Senior doctors have written to Prime Minister David Cameron calling for action over a legal loophole that enables drug companies to set “exorbitant prices” for drugs to treat rare diseases.
Pharmaceutical firms are obtaining licences for existing drugs under EU legislation and then hugely increasing the cost of them, they said.
Some NHS hospitals are now refusing to fund drugs that were previously available cheaply while the NHS faces paying millions of pounds extra a year for the same, or very similar, medicines.

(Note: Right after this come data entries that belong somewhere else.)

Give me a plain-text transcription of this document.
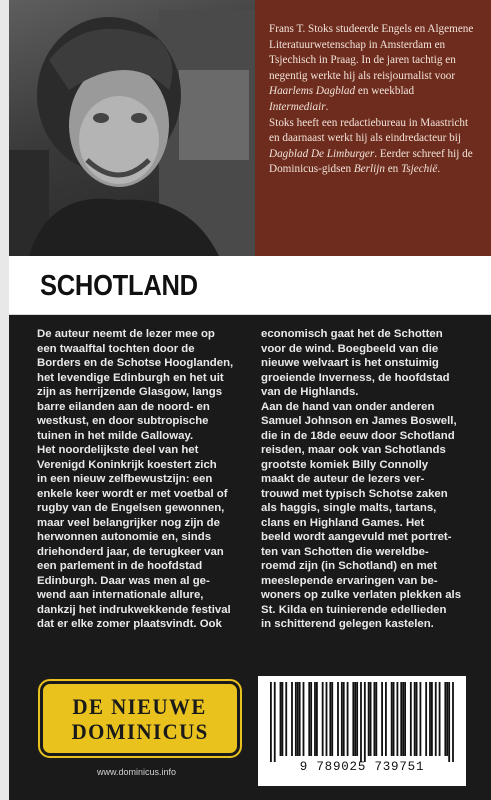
Frans T. Stoks studeerde Engels en Algemene

Literatuurwetenschap in Amsterdam en

Tsjechisch in Praag. In de jaren tachtig en

negentig werkte hij als reisjournalist voor

Haarlems Dagblad en weekblad Intermediair.

Stoks heeft een redactiebureau in Maastricht

en daarnaast werkt hij als eindredacteur bij

Dagblad De Limburger. Eerder schreef hij de

Dominicus-gidsen Berlijn en Tsjechië.

SCHOTLAND

De auteur neemt de lezer mee op

een twaalftal tochten door de

Borders en de Schotse Hooglanden,

het levendige Edinburgh en het uit

zijn as herrijzende Glasgow, langs

barre eilanden aan de noord- en

westkust, en door subtropische

tuinen in het milde Galloway.

Het noordelijkste deel van het

Verenigd Koninkrijk koestert zich

in een nieuw zelfbewustzijn: een

enkele keer wordt er met voetbal of

rugby van de Engelsen gewonnen,

maar veel belangrijker nog zijn de

herwonnen autonomie en, sinds

driehonderd jaar, de terugkeer van

een parlement in de hoofdstad

Edinburgh. Daar was men al ge-

wend aan internationale allure,

dankzij het indrukwekkende festival

dat er elke zomer plaatsvindt. Ook

economisch gaat het de Schotten

voor de wind. Boegbeeld van die

nieuwe welvaart is het onstuimig

groeiende Inverness, de hoofdstad

van de Highlands.

Aan de hand van onder anderen

Samuel Johnson en James Boswell,

die in de 18de eeuw door Schotland

reisden, maar ook van Schotlands

grootste komiek Billy Connolly

maakt de auteur de lezers ver-

trouwd met typisch Schotse zaken

als haggis, single malts, tartans,

clans en Highland Games. Het

beeld wordt aangevuld met portret-

ten van Schotten die wereldbe-

roemd zijn (in Schotland) en met

meeslepende ervaringen van be-

woners op zulke verlaten plekken als

St. Kilda en tuinierende edellieden

in schitterend gelegen kastelen.

DE NIEUWE
DOMINICUS
www.dominicus.info	9 789025 739751
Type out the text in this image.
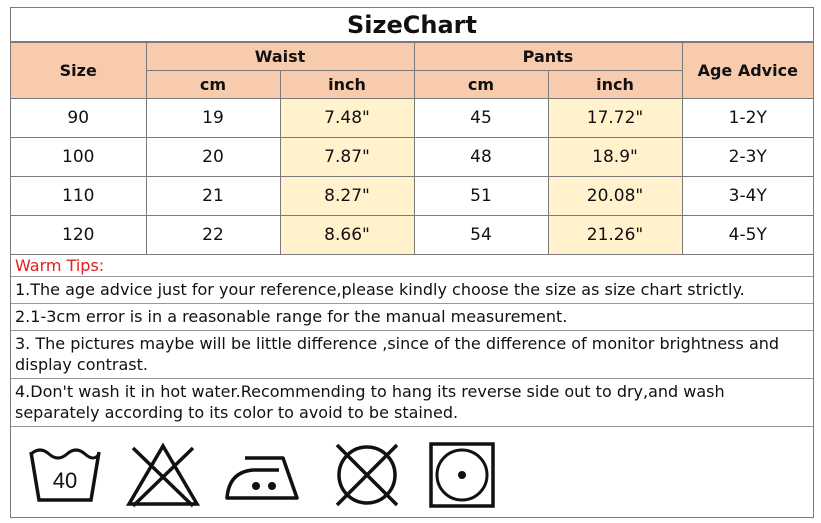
SizeChart
Size	Waist		Pants		Age Advice
	cm	inch	cm	inch	
90	19	7.48"	45	17.72"	1-2Y
100	20	7.87"	48	18.9"	2-3Y
110	21	8.27"	51	20.08"	3-4Y
120	22	8.66"	54	21.26"	4-5Y
Warm Tips:
1.The age advice just for your reference,please kindly choose the size as size chart strictly.
2.1-3cm error is in a reasonable range for the manual measurement.
3. The pictures maybe will be little difference ,since of the difference of monitor brightness and display contrast.
4.Don't wash it in hot water.Recommending to hang its reverse side out to dry,and wash separately according to its color to avoid to be stained.
40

The open letter, which is also addressed to Health Secretary Andrew Lansley, is signed by 20 consultants and is published online in the British Medical Journal (BMJ).
The doctors, who treat people with rare “orphan” diseases, said they were writing “to express our concern at an unintended effect of the European Union’s regulations on orphan drugs.
The doctors said they had already written to the Department of Health for England and the Medicines and Healthcare Products Regulatory Agency about the issue.
“Legislation on orphan drugs, far from encouraging the development of new treatments for orphan diseases, is severely limiting the availability of existing treatments.”
The doctors provide several examples of price hikes, including a drug to treat rare muscle diseases which used to cost £800 to £1,000 per patient per year.
In a BMJ investigation, published on Tuesday, Dr Sam Richmond, a consultant neonatologist at Sunderland Royal Infirmary, and a signatory of the open letter, said: “If drug companies are undertaking research where nobody else was interested – and some are – then a monopoly may be justified.
“But if it’s a product already in use, they should clear off, or sell at a price comparable with the existing price.”